Elizabeth often says that before her life fell apart she didn’t even know that there are people who live the way she lives now. But of course, caste is not a new phenomenon. In the United States racial categories traditionally have constituted a caste system and African Americans have long experienced segregation, barriers to occupational advancement, and ascription of morally suspect traits and behaviors such as mental illness, cognitive impairment, infectious diseases, hypersexuality, promiscuity, drug use, defective parenting, and childlike dependence on public assistance. The news, then, is not that America is a caste society. Rather, it’s how easy it has become to join the ranks of the caste of the ill, impoverished and criminalized.

You can read more about Elizabeth in my new book: Can’t Catch a Break: Gender, Jail, Drugs, and the Limits of Personal Responsibility.

Author’s note: Friends and colleagues who know that I’ve spent most of the past decade working closely with criminalized women have asked me what I think of “Orange is the New Black”. While I could do without the dubious emphasis on sex among the women, and I doubt that women prisoners ever have the kind of power attributed to Red or Gloria, overall I think the series does a good job portraying women prisoners as real, complex human beings and of showing the miseries of life inside and outside of prison for most incarcerated women.

(A version of this post with fabulous photos: http://bitchmagazine.org/post/what-pennsatucky%E2%80%99s-teeth-tell-us-about-class-in-america)

I know she is supposed to be a cross between a villain and comic relief, but Tiffany “Pennsatucky” Doggett is my favorite character to watch this season on Orange is the New Black. For those (few) who have not watched the series, Tiffany is a caricature of an ignorant / hillbilly / Jesus freak / meth head. In the first season we saw her provoke and eventually fight Piper, the attractive, articulate protagonist and author of the book on which the series is based. At the start of season two, when Tiffany returns from a three week stint in solitary, even her former friends – the other poorly educated, young white women – turn on her.

Tiffany isn’t cute or funny or even a font of homespun southern wisdom. But in the midst of a prison culture formally and informally divided by race, Tiffany embodies an equally powerful yet rarely articulated social divide: class. Though white, she has nothing in common with the other white women: Machiavellian Alex (Piper’s lover and nemesis), gender savvy Nicky, hip Sister Jane or even Russian entrepreneur Red, all of whom are presented as smart, literate, able to plan and scheme, and holding some understanding of the outside world. Tiffany doesn’t even fit in with Morello, a none-too-bright white woman with a working-class accent who lives in a fantasy world of romance and Hollywood magazines.
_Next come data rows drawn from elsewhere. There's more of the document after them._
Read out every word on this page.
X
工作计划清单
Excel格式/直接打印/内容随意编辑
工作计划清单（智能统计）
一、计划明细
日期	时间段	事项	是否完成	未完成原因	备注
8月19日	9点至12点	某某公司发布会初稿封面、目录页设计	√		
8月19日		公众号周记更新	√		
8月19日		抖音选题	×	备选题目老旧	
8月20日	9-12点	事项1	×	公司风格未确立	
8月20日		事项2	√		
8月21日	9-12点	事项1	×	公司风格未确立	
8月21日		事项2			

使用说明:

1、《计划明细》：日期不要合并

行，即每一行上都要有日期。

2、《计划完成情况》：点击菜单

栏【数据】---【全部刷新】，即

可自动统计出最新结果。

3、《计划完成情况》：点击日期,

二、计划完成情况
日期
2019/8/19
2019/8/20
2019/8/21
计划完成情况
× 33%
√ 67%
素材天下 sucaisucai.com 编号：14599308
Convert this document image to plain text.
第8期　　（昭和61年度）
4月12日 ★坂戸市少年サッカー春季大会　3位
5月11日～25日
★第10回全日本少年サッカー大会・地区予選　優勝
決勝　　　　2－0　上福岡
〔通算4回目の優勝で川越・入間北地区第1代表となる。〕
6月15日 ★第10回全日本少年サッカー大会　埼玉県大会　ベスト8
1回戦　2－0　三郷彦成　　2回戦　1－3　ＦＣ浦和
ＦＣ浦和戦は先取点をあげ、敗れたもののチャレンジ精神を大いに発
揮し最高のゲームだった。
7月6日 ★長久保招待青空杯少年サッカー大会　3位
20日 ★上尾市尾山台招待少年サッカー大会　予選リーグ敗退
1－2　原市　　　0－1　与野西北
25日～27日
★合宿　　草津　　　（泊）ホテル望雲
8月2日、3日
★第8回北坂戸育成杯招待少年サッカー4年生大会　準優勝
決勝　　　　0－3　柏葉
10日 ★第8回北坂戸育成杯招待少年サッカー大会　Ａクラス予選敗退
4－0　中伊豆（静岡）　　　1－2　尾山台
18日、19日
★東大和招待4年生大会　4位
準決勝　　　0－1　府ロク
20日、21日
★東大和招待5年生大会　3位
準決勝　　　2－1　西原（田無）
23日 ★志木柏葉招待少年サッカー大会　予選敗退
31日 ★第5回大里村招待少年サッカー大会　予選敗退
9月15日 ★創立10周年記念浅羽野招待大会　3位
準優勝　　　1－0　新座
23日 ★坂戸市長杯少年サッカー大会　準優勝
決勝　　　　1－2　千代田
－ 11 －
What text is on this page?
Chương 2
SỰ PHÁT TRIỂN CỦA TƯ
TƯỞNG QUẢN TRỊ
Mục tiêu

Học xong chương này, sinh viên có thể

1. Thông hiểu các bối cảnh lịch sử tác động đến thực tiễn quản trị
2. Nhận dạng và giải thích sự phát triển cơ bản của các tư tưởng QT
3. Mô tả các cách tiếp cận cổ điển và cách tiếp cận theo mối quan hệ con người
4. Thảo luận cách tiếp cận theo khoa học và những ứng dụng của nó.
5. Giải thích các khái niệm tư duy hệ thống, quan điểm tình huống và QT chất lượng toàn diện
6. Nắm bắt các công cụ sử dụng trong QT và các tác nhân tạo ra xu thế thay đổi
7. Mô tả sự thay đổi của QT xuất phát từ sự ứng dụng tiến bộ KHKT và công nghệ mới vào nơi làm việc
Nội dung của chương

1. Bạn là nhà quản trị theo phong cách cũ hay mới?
The producers of the series provide viewers a clear visual cue to the class divide. The first time Pennsatucky opens her mouth we see a hideous display of broken and missing teeth. More than any other marker, teeth indicate class status. Perfectly white and straight teeth – the kind we see on celebrities — belong to the super rich who can afford costly cosmetic dentistry. Nicely aligned and healthy teeth are the sign of professional and upper middle class individuals who can afford regular dental care and basic orthodontia. Crooked teeth with delayed root canal work and a few crowns means the mouth belongs to a young or middle-aged middle or working class individual (someone with access to basic dental care but no more); a complete set of dentures indicate an older working class individual. And rotted teeth, like those sported by Tiffany, marks one as poor, a status with both economic and moral meaning. As I’ve been told countless times by Americans who do not earn enough to scrape by, being too poor to have respectable teeth is like wearing an “L” for loser on your face.